Bush is a fortunate man in a world where most men are not. Most are born to struggle for a small measure of security in their lives. Instead of seeing his privalage as a gift,and an obligation, as FDR did, as Teddy Roosevelt did, and as some Rockefellers did, he regards his privilage as a condition he has earned, one to which he is truly entitled in the manner of ancient royalty. His tragedy is not that he does wrong, but that he believes that the wrong he does is right, simply because he does it. I am sure he means it when he says that he wants all workers to be part of the ownership society. But ask a worker in Wallmart why he is not in the "ownership society" that Bush proposes and they will laugh. All that most working Americans own is debt. True ownership requires discretionary funds, obtained through high salaried jobs or inheritance, not money used for daily survival. This is the President and the party that have refused to raise the minimum wage, a party that speaks a language of morality while practising policies of indifference that border on cruelty. Is it any wonder that Bush runs up a national debt unheard of in our history - when he was never obliged to scrape by with Daddy or Daddy's cronies to bail out his failues in the past. We have a president who had the brilliance to be born well. And the misfortune not to understand it.

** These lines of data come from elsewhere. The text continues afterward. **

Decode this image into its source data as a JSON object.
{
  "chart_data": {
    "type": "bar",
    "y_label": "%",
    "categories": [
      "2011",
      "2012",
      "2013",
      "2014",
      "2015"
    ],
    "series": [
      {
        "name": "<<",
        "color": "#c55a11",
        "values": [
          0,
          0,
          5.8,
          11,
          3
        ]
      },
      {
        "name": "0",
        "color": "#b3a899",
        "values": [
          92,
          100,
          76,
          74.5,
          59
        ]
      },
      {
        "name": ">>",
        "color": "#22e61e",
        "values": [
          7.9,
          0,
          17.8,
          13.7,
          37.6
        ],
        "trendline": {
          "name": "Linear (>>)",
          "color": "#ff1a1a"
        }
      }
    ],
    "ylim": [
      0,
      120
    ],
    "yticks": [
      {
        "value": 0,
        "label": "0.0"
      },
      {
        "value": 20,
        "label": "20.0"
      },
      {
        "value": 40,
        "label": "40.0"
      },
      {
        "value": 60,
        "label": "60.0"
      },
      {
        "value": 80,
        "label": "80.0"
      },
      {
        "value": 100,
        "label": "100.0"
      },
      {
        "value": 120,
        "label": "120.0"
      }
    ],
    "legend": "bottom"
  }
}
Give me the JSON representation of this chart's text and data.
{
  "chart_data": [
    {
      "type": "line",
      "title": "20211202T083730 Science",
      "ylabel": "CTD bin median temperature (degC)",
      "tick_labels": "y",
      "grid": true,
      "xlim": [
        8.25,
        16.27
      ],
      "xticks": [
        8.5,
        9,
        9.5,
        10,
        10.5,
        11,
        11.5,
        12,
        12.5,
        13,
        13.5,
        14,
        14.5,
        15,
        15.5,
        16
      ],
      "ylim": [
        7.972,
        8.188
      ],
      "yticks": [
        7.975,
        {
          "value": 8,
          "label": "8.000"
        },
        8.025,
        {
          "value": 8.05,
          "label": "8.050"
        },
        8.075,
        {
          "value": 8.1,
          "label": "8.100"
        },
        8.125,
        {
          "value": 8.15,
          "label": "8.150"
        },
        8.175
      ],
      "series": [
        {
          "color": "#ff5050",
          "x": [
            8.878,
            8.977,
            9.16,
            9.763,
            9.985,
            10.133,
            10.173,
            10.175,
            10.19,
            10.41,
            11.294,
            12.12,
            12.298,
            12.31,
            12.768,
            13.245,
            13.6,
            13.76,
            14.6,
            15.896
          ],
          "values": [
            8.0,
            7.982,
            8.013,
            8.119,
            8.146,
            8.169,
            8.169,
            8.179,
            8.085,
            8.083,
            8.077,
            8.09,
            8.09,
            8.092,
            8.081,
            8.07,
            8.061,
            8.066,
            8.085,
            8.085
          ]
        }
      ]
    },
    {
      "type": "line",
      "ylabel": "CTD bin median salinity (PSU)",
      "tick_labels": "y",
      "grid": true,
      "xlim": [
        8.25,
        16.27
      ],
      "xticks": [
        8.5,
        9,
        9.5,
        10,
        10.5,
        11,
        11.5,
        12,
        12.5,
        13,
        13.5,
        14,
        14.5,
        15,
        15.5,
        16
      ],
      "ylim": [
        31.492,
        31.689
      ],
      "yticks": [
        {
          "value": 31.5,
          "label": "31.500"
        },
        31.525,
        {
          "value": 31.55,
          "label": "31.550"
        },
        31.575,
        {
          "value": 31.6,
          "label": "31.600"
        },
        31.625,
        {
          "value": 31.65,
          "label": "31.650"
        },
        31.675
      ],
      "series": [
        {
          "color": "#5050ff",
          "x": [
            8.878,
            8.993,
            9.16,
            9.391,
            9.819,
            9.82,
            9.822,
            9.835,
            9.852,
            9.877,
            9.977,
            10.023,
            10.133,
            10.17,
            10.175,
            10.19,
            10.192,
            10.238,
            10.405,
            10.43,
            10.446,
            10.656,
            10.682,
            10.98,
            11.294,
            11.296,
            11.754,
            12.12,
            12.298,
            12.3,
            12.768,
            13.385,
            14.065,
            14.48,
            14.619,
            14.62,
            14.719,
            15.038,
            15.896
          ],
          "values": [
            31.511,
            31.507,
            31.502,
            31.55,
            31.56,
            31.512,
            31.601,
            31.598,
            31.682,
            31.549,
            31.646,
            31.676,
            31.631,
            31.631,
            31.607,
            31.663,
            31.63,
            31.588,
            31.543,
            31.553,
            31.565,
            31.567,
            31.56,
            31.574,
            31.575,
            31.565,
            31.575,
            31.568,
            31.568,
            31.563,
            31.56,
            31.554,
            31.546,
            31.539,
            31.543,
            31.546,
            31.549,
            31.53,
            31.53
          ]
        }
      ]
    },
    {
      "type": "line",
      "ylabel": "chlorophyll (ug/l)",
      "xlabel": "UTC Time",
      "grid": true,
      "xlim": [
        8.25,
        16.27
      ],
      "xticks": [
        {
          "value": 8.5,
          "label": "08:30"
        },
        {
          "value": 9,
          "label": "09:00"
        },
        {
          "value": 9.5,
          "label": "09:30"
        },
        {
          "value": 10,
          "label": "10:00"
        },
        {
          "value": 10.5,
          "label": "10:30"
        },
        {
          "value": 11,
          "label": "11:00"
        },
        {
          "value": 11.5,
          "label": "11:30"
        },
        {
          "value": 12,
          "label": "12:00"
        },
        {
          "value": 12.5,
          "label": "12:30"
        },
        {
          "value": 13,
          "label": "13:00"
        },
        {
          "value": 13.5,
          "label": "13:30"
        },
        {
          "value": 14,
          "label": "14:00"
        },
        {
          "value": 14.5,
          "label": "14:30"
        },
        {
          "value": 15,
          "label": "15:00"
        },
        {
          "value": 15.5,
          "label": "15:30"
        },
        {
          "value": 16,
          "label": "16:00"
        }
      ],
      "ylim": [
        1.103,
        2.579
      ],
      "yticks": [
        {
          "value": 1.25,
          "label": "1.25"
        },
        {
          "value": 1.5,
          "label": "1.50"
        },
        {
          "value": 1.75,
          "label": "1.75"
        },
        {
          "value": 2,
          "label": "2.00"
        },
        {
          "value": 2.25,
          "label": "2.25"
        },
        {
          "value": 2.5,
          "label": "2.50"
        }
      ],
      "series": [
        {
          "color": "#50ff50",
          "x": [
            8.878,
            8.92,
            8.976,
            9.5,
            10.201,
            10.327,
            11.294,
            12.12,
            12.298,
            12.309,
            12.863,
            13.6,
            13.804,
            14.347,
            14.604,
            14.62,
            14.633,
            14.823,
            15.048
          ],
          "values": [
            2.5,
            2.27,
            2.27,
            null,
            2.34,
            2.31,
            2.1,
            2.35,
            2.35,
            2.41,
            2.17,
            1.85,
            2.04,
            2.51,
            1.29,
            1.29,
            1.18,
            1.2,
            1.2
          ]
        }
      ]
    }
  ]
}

That quality of empathy which is necessary in any truly religious person is totally lacking in the born again Bush. It is his tragedy as a man and ours as a country that unlike Clinton (who was laughed at for saying so) he doesn't feel the pain of others. Empathy is what made Lincoln great, what informed the life of such founding fathers as John Adams, Franklin, and Madison, and later, FDR. Without it a leader can only dictate, he cannot lead the people.

Without a couragous press to speak up and challenge the powerful our democracy is placed in greater jepordy than ever before. We sorely need a better class of journalists, a more vocal and strong willed Democratic opposition, men and women who are willing to risk the anger, the mockery, and the brickbats of the powerful when they are opposed. And an opposition party that knows how to oppose.

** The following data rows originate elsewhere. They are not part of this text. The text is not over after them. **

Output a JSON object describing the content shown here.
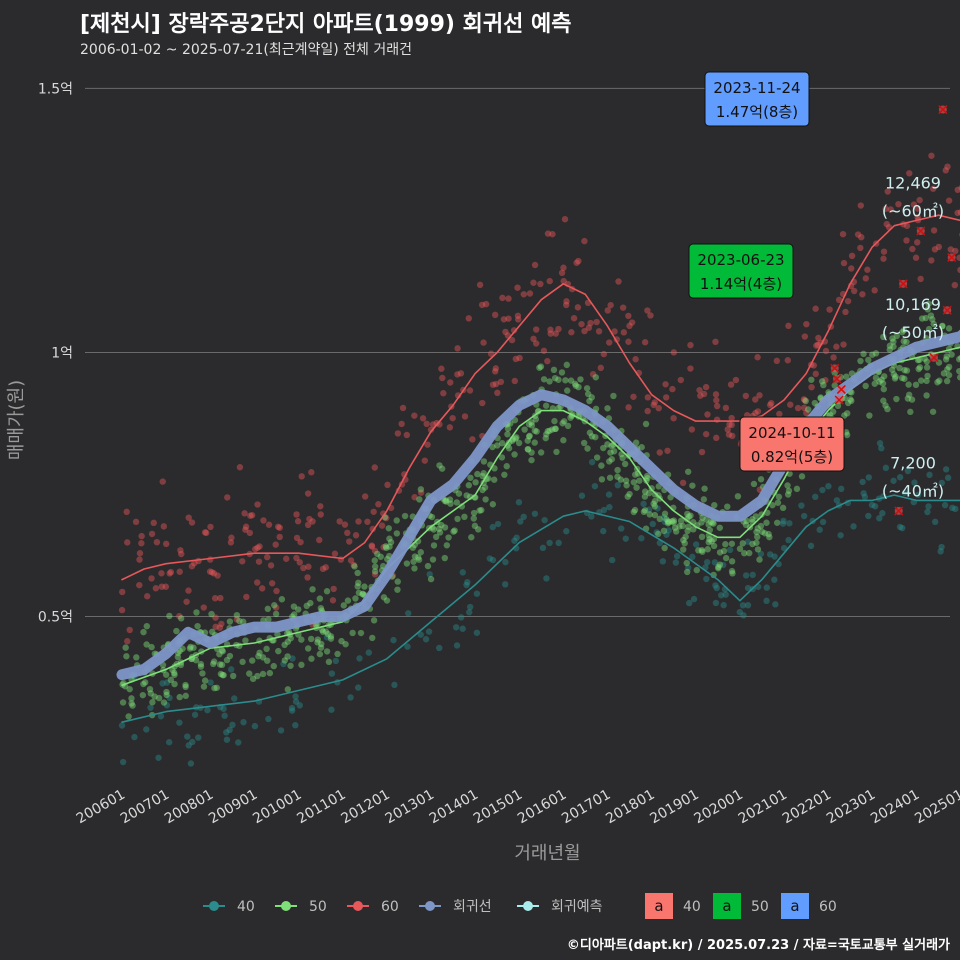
{
  "header": {
    "title": "[제천시] 장락주공2단지 아파트(1999) 회귀선 예측",
    "subtitle": "2006-01-02 ~ 2025-07-21(최근계약일) 전체 거래건"
  },
  "caption": "©디아파트(dapt.kr) / 2025.07.23 / 자료=국토교통부 실거래가",
  "colors": {
    "background": "#2b2b2d",
    "s40": "#2a8c8c",
    "s50": "#7fe07a",
    "s60": "#e8575a",
    "regression": "#7e96c8",
    "forecast": "#a8ecec",
    "ann40": "#f8766d",
    "ann50": "#00ba38",
    "ann60": "#619cff",
    "gridline": "#6a6a6a"
  },
  "chart_data": {
    "type": "line",
    "title": "[제천시] 장락주공2단지 아파트(1999) 회귀선 예측",
    "xlabel": "거래년월",
    "ylabel": "매매가(원)",
    "x_range": [
      2006.0,
      2025.6
    ],
    "ylim": [
      0.2,
      1.55
    ],
    "x_ticks": [
      "200601",
      "200701",
      "200801",
      "200901",
      "201001",
      "201101",
      "201201",
      "201301",
      "201401",
      "201501",
      "201601",
      "201701",
      "201801",
      "201901",
      "202001",
      "202101",
      "202201",
      "202301",
      "202401",
      "202501"
    ],
    "y_ticks": [
      {
        "value": 0.5,
        "label": "0.5억"
      },
      {
        "value": 1.0,
        "label": "1억"
      },
      {
        "value": 1.5,
        "label": "1.5억"
      }
    ],
    "series": [
      {
        "name": "40",
        "color_key": "s40",
        "points": [
          [
            2006.0,
            0.3
          ],
          [
            2007.0,
            0.32
          ],
          [
            2008.0,
            0.33
          ],
          [
            2009.0,
            0.34
          ],
          [
            2010.0,
            0.36
          ],
          [
            2011.0,
            0.38
          ],
          [
            2012.0,
            0.42
          ],
          [
            2013.0,
            0.49
          ],
          [
            2014.0,
            0.56
          ],
          [
            2015.0,
            0.64
          ],
          [
            2016.0,
            0.69
          ],
          [
            2016.5,
            0.7
          ],
          [
            2017.5,
            0.68
          ],
          [
            2018.5,
            0.63
          ],
          [
            2019.5,
            0.57
          ],
          [
            2020.0,
            0.53
          ],
          [
            2020.5,
            0.57
          ],
          [
            2021.0,
            0.62
          ],
          [
            2021.5,
            0.67
          ],
          [
            2022.0,
            0.7
          ],
          [
            2022.5,
            0.72
          ],
          [
            2023.0,
            0.72
          ],
          [
            2023.5,
            0.73
          ],
          [
            2024.0,
            0.72
          ],
          [
            2024.5,
            0.72
          ],
          [
            2025.2,
            0.72
          ],
          [
            2025.4,
            0.72
          ]
        ]
      },
      {
        "name": "50",
        "color_key": "s50",
        "points": [
          [
            2006.0,
            0.37
          ],
          [
            2007.0,
            0.4
          ],
          [
            2008.0,
            0.44
          ],
          [
            2009.0,
            0.45
          ],
          [
            2010.0,
            0.47
          ],
          [
            2011.0,
            0.49
          ],
          [
            2011.5,
            0.53
          ],
          [
            2012.0,
            0.59
          ],
          [
            2013.0,
            0.67
          ],
          [
            2014.0,
            0.73
          ],
          [
            2014.5,
            0.8
          ],
          [
            2015.0,
            0.86
          ],
          [
            2015.5,
            0.89
          ],
          [
            2016.0,
            0.89
          ],
          [
            2016.5,
            0.87
          ],
          [
            2017.0,
            0.84
          ],
          [
            2017.5,
            0.8
          ],
          [
            2018.0,
            0.74
          ],
          [
            2018.5,
            0.7
          ],
          [
            2019.0,
            0.67
          ],
          [
            2019.5,
            0.65
          ],
          [
            2020.0,
            0.65
          ],
          [
            2020.5,
            0.69
          ],
          [
            2021.0,
            0.76
          ],
          [
            2021.5,
            0.84
          ],
          [
            2022.0,
            0.89
          ],
          [
            2022.5,
            0.93
          ],
          [
            2023.0,
            0.96
          ],
          [
            2023.5,
            0.98
          ],
          [
            2024.0,
            0.99
          ],
          [
            2024.5,
            1.0
          ],
          [
            2025.0,
            1.01
          ],
          [
            2025.4,
            1.02
          ]
        ]
      },
      {
        "name": "60",
        "color_key": "s60",
        "points": [
          [
            2006.0,
            0.57
          ],
          [
            2006.5,
            0.59
          ],
          [
            2007.0,
            0.6
          ],
          [
            2008.0,
            0.61
          ],
          [
            2009.0,
            0.62
          ],
          [
            2010.0,
            0.62
          ],
          [
            2011.0,
            0.61
          ],
          [
            2011.5,
            0.64
          ],
          [
            2012.0,
            0.7
          ],
          [
            2012.5,
            0.78
          ],
          [
            2013.0,
            0.85
          ],
          [
            2013.5,
            0.9
          ],
          [
            2014.0,
            0.96
          ],
          [
            2014.5,
            1.0
          ],
          [
            2015.0,
            1.05
          ],
          [
            2015.5,
            1.1
          ],
          [
            2016.0,
            1.13
          ],
          [
            2016.5,
            1.11
          ],
          [
            2017.0,
            1.05
          ],
          [
            2017.5,
            0.98
          ],
          [
            2018.0,
            0.92
          ],
          [
            2018.5,
            0.89
          ],
          [
            2019.0,
            0.87
          ],
          [
            2019.5,
            0.87
          ],
          [
            2020.0,
            0.87
          ],
          [
            2020.5,
            0.88
          ],
          [
            2021.0,
            0.91
          ],
          [
            2021.5,
            0.96
          ],
          [
            2022.0,
            1.04
          ],
          [
            2022.5,
            1.13
          ],
          [
            2023.0,
            1.2
          ],
          [
            2023.5,
            1.24
          ],
          [
            2024.0,
            1.25
          ],
          [
            2024.5,
            1.26
          ],
          [
            2025.0,
            1.25
          ],
          [
            2025.4,
            1.25
          ]
        ]
      },
      {
        "name": "회귀선",
        "color_key": "regression",
        "points": [
          [
            2006.0,
            0.39
          ],
          [
            2006.5,
            0.4
          ],
          [
            2007.0,
            0.43
          ],
          [
            2007.5,
            0.47
          ],
          [
            2008.0,
            0.45
          ],
          [
            2008.5,
            0.47
          ],
          [
            2009.0,
            0.48
          ],
          [
            2009.5,
            0.48
          ],
          [
            2010.0,
            0.49
          ],
          [
            2010.5,
            0.5
          ],
          [
            2011.0,
            0.5
          ],
          [
            2011.5,
            0.52
          ],
          [
            2012.0,
            0.58
          ],
          [
            2012.5,
            0.65
          ],
          [
            2013.0,
            0.72
          ],
          [
            2013.5,
            0.75
          ],
          [
            2014.0,
            0.8
          ],
          [
            2014.5,
            0.86
          ],
          [
            2015.0,
            0.9
          ],
          [
            2015.5,
            0.92
          ],
          [
            2016.0,
            0.91
          ],
          [
            2016.5,
            0.89
          ],
          [
            2017.0,
            0.86
          ],
          [
            2017.5,
            0.82
          ],
          [
            2018.0,
            0.78
          ],
          [
            2018.5,
            0.74
          ],
          [
            2019.0,
            0.71
          ],
          [
            2019.5,
            0.69
          ],
          [
            2020.0,
            0.69
          ],
          [
            2020.5,
            0.72
          ],
          [
            2021.0,
            0.79
          ],
          [
            2021.5,
            0.86
          ],
          [
            2022.0,
            0.91
          ],
          [
            2022.5,
            0.94
          ],
          [
            2023.0,
            0.97
          ],
          [
            2023.5,
            0.99
          ],
          [
            2024.0,
            1.01
          ],
          [
            2024.5,
            1.02
          ],
          [
            2025.0,
            1.03
          ],
          [
            2025.4,
            1.06
          ]
        ]
      },
      {
        "name": "회귀예측",
        "color_key": "forecast",
        "points": []
      }
    ],
    "end_labels": [
      {
        "series": "60",
        "x": 2025.4,
        "y": 1.25,
        "count": "12,469",
        "size": "(~60㎡)"
      },
      {
        "series": "50",
        "x": 2025.4,
        "y": 1.02,
        "count": "10,169",
        "size": "(~50㎡)"
      },
      {
        "series": "40",
        "x": 2025.4,
        "y": 0.72,
        "count": "7,200",
        "size": "(~40㎡)"
      }
    ],
    "annotations": [
      {
        "series": "60",
        "date": "2023-11-24",
        "price": "1.47억(8층)",
        "x": 2023.9,
        "y": 1.47,
        "color_key": "ann60"
      },
      {
        "series": "50",
        "date": "2023-06-23",
        "price": "1.14억(4층)",
        "x": 2023.48,
        "y": 1.14,
        "color_key": "ann50"
      },
      {
        "series": "40",
        "date": "2024-10-11",
        "price": "0.82억(5층)",
        "x": 2024.78,
        "y": 0.82,
        "color_key": "ann40"
      }
    ],
    "highlight_points": [
      [
        2022.15,
        0.97
      ],
      [
        2022.2,
        0.95
      ],
      [
        2022.3,
        0.93
      ],
      [
        2022.25,
        0.91
      ],
      [
        2023.7,
        1.13
      ],
      [
        2024.1,
        1.23
      ],
      [
        2024.6,
        1.46
      ],
      [
        2024.7,
        1.08
      ],
      [
        2025.1,
        0.96
      ],
      [
        2023.6,
        0.7
      ],
      [
        2024.4,
        0.99
      ],
      [
        2024.8,
        1.18
      ]
    ]
  },
  "legend": {
    "lines": [
      {
        "label": "40",
        "color_key": "s40"
      },
      {
        "label": "50",
        "color_key": "s50"
      },
      {
        "label": "60",
        "color_key": "s60"
      },
      {
        "label": "회귀선",
        "color_key": "regression"
      },
      {
        "label": "회귀예측",
        "color_key": "forecast"
      }
    ],
    "boxes": [
      {
        "glyph": "a",
        "label": "40",
        "color_key": "ann40"
      },
      {
        "glyph": "a",
        "label": "50",
        "color_key": "ann50"
      },
      {
        "glyph": "a",
        "label": "60",
        "color_key": "ann60"
      }
    ]
  }
}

I have no special qualifications for making the above comments other than having lived awhile, read a little, and formed some opinions. I'm writing this blog because I have a desire to share my feelings and ideas with others, based on a life that has spanned seven decades. At other times I will talk about books, music, movies museums and theatre, subjects in which I have some knowledge, and cast an inquiring eye on anything I think worth writing about from Cristo's gates to the overdose of fashion consciousness in our society that corrupts and devalues people as it objectifies them. It gets lonely sitting here burdened with all these opinions so I will give them an airing on this blog from time to time. I welcome your comments. Sherman

Thursday, March 03, 2005

A new beginning

I have had the most wonderful day celebrating myself on my new webpage. I recommend it to anyone who needs a lift in this cold winter. I welcome all my friends, family, and curious strangers who might wish to see what today brings in the way of my snap judgments and words of wisdom.